In South Africa, where it is introduced, the species is currently known only from the Western Cape province, having been recorded from Cape Town, Oudtshoorn, Worcester, and the Kirstenbosch National Botanical Garden.

==Habitat==
Tegenaria pagana is a synanthropic species, commonly associated with human habitations and urban environments. The spiders typically construct their webs in and around houses, often building between rubble around buildings in built-up areas.

==Description==

The original description by Koch noted that females are larger than males, with females measuring 4.0–4.5 mm in body length and males 3.5–3.75 mm.

Female T. pagana have a pale yellowish cephalothorax with a reddish head region marked by two longitudinal stripes and a marginal stripe that are brown in coloration.

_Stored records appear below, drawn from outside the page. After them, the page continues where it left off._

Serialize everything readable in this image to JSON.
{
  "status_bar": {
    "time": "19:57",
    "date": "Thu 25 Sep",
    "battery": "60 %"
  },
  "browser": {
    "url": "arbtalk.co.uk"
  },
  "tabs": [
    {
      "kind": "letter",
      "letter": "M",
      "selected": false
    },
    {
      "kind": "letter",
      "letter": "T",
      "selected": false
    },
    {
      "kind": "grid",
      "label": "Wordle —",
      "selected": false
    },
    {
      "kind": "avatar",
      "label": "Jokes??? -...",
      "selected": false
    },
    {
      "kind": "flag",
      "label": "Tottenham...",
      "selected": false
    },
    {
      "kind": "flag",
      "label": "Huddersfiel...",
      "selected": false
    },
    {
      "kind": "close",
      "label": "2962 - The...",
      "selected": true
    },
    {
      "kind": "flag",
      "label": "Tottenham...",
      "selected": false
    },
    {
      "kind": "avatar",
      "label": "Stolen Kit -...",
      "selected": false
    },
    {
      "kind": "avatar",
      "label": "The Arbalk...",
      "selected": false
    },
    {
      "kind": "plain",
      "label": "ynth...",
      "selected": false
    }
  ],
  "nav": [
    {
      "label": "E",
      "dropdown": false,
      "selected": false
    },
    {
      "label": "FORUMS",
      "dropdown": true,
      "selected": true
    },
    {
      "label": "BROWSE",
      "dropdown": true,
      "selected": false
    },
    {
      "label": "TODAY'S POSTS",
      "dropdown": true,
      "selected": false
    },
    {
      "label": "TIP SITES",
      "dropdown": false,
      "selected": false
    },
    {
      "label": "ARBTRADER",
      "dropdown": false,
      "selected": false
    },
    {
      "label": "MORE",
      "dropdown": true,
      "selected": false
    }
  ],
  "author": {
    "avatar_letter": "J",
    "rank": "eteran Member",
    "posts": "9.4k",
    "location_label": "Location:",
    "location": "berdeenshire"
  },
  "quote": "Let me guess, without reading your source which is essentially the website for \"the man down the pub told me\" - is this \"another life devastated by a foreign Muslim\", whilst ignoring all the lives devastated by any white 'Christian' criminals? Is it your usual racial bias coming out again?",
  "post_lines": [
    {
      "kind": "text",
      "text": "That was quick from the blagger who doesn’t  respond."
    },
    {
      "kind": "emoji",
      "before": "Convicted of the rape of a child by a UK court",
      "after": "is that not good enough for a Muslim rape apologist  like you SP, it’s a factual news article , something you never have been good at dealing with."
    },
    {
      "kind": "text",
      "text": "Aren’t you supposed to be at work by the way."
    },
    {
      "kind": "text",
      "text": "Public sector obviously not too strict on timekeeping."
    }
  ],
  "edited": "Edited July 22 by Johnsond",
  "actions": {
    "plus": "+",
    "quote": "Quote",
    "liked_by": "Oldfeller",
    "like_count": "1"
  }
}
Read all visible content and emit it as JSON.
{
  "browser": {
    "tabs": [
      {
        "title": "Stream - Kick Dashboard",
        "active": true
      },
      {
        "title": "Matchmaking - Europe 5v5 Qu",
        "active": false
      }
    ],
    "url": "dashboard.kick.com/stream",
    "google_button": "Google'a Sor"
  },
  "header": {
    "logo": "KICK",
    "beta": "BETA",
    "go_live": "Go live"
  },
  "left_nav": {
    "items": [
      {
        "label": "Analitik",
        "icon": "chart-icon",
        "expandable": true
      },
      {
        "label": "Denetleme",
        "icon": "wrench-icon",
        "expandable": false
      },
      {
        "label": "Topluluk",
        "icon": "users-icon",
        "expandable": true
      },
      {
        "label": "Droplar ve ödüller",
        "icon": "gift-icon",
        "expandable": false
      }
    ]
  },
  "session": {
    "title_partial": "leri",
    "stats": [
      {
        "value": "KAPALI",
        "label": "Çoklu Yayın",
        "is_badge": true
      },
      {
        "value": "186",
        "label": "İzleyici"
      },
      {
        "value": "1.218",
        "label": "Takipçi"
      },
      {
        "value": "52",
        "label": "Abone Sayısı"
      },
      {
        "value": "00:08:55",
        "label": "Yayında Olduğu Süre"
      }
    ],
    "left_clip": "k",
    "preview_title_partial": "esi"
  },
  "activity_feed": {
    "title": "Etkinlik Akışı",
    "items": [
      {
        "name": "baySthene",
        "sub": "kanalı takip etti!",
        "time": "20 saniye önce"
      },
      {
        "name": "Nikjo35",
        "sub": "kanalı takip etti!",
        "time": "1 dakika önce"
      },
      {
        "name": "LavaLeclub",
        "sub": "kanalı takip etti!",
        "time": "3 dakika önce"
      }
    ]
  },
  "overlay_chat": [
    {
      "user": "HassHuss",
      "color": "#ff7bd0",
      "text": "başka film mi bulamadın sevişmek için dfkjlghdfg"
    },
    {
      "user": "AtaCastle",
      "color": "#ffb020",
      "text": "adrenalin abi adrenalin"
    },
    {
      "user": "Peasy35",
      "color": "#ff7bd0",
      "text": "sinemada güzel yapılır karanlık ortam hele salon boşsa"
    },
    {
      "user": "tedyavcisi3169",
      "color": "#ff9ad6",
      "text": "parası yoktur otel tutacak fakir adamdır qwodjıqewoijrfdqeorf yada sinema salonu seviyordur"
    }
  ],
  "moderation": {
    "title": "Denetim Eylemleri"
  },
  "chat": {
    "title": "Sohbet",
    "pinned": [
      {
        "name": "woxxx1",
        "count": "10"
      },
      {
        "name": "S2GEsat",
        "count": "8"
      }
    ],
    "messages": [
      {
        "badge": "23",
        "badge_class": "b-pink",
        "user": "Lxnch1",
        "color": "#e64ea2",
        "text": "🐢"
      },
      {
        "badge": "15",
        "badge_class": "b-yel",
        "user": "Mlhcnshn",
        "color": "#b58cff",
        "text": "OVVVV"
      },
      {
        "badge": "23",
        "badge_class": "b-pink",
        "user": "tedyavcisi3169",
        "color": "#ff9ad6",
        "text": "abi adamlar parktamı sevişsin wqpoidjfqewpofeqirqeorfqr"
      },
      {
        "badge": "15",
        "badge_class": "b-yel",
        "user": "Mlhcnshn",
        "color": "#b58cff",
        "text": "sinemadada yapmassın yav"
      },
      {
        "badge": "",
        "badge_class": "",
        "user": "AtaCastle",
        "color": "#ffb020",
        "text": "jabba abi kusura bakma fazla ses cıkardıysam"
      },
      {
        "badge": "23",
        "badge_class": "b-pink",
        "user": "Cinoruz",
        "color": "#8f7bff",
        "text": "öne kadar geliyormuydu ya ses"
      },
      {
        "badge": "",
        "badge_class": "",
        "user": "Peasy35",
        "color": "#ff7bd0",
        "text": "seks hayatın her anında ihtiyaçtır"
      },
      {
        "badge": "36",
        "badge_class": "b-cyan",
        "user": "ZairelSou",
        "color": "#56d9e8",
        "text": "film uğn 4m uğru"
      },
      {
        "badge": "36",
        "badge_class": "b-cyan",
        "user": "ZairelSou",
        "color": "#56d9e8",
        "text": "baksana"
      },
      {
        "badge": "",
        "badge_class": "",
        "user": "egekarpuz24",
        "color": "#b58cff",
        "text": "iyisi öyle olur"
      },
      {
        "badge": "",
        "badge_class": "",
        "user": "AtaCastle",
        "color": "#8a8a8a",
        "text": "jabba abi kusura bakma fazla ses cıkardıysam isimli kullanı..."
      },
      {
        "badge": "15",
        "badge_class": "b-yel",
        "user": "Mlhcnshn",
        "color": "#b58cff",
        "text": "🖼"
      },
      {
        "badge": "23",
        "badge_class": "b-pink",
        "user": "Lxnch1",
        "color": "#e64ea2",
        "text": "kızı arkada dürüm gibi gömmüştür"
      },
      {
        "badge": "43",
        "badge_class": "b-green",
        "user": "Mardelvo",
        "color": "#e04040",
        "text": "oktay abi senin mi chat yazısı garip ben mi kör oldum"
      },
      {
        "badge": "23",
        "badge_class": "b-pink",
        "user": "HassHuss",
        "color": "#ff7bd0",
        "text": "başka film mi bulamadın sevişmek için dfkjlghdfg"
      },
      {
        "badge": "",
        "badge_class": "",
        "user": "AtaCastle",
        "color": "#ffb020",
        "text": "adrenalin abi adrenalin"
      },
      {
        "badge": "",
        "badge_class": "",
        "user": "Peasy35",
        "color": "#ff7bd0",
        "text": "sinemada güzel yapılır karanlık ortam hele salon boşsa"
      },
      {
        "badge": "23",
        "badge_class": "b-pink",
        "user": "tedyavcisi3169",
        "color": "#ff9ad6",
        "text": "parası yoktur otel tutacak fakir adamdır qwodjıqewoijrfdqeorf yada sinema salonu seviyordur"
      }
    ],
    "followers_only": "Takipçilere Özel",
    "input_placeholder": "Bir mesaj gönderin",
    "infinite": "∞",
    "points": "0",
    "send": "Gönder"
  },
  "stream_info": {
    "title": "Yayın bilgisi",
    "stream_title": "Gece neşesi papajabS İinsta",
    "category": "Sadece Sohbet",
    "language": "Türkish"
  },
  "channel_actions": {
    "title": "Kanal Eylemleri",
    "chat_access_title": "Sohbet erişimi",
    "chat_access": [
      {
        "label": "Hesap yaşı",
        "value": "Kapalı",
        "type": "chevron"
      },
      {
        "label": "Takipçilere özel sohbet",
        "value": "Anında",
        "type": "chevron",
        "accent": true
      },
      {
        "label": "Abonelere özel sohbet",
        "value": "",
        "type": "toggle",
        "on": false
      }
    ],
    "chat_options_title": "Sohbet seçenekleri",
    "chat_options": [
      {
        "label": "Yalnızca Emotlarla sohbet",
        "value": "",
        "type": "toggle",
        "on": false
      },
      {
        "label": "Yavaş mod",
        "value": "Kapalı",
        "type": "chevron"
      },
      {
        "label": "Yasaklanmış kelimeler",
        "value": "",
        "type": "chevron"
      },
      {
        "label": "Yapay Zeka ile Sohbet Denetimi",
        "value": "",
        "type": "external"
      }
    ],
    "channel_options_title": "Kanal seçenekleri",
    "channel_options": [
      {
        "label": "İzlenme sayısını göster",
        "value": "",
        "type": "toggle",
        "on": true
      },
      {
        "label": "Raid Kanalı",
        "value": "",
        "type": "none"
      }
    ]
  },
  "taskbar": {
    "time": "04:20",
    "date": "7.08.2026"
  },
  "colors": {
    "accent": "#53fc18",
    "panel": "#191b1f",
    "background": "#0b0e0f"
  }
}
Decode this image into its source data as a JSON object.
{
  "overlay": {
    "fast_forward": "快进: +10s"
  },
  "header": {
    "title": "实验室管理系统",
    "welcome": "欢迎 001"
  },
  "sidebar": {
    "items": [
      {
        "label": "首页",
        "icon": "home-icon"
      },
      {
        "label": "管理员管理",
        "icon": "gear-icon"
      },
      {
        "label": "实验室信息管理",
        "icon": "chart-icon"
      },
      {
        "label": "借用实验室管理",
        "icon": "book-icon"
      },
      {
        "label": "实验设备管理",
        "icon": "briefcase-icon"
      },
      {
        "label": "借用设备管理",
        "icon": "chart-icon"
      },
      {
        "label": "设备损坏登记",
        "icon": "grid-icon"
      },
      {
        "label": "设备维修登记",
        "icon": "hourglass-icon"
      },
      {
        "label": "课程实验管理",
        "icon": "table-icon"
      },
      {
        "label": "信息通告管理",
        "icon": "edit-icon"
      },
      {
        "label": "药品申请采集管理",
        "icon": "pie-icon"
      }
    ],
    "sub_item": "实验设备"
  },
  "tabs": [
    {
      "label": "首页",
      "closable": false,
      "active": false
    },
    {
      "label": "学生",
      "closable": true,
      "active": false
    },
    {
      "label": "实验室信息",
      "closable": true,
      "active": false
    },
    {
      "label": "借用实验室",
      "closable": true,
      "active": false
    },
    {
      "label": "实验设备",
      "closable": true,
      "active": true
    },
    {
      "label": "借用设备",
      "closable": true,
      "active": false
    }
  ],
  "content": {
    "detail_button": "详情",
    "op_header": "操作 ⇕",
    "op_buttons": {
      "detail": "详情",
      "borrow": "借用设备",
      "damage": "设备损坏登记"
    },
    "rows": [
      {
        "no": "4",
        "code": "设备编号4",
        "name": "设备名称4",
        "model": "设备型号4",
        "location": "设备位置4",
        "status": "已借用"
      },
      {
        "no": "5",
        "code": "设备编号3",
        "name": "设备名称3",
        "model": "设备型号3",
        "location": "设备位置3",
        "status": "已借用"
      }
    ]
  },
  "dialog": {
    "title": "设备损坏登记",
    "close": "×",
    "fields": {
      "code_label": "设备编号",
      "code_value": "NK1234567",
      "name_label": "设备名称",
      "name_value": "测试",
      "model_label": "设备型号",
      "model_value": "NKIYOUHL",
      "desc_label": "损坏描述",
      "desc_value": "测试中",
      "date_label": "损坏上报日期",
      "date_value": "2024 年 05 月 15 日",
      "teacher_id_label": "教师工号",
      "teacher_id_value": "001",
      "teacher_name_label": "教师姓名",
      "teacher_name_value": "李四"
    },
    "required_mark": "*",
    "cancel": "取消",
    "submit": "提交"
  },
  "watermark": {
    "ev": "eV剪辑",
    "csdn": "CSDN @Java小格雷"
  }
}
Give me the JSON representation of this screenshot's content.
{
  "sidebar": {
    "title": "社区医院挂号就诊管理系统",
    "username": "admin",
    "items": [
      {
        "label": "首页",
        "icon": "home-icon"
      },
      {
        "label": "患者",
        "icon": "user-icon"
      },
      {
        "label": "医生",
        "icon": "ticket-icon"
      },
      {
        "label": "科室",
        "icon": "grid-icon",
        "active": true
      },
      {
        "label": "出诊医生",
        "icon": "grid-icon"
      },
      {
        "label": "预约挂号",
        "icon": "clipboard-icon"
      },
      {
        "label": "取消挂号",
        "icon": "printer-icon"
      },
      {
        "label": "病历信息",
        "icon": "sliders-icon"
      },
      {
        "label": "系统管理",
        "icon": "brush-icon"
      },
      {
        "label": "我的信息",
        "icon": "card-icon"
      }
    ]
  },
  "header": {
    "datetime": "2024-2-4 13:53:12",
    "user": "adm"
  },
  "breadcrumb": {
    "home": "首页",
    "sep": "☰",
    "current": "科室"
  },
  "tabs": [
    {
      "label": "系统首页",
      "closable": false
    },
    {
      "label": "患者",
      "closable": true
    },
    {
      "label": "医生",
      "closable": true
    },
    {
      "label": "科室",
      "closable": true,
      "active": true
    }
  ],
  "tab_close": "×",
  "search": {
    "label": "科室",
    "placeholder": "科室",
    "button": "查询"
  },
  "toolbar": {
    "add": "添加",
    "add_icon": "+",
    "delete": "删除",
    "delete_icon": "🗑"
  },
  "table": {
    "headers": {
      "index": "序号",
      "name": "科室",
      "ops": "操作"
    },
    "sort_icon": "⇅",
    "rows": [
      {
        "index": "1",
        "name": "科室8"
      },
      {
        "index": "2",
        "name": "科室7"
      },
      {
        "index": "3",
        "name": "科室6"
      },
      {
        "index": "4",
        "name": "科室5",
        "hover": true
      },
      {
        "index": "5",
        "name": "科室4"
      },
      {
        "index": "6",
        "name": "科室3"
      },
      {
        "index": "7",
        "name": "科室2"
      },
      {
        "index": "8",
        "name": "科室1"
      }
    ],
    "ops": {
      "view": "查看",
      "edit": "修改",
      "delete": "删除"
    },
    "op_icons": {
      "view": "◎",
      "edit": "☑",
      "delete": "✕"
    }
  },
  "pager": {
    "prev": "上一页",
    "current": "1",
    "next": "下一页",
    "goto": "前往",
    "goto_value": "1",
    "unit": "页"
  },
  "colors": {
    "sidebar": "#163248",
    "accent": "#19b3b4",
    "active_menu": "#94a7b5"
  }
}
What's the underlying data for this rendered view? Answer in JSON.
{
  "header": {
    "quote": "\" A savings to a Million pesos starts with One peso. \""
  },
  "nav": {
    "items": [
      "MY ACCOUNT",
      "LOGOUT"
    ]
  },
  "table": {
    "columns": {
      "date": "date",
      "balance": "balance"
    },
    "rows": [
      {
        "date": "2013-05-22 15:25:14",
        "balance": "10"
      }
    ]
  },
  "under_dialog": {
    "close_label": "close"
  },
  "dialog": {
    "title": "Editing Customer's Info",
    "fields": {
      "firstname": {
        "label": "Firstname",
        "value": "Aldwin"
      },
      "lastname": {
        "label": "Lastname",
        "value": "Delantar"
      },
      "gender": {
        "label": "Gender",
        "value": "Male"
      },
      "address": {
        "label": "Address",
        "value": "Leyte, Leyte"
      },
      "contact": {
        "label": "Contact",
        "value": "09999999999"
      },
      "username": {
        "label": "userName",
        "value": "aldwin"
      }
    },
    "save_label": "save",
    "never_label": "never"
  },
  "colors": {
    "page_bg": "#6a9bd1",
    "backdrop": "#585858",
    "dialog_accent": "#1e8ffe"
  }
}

The opisthosoma is yellowish-white with rows of spots and transverse rows of smaller dash-like markings on the sides that appear black. The spinnerets are long, with a black ring on the penultimate segment.

Males are similar in general appearance to females but have proportionally longer legs.

The species can be distinguished from the closely related Tegenaria domestica by several morphological features, particularly the structure of the spinnerets. In T. pagana, the spinnerets are nearly twice as long as those of T. domestica, being entirely white with a black ring at the end of the second segment of the upper two spinnerets. The terminal segment of the spinnerets is noticeably shorter than in T. domestica and somewhat concealed.

==Conservation status==
In South Africa, where the species is introduced, Tegenaria pagana is classified as Least Concern due to its wide global distribution, despite its limited local range in the country. The species is protected within the Kirstenbosch National Botanical Garden.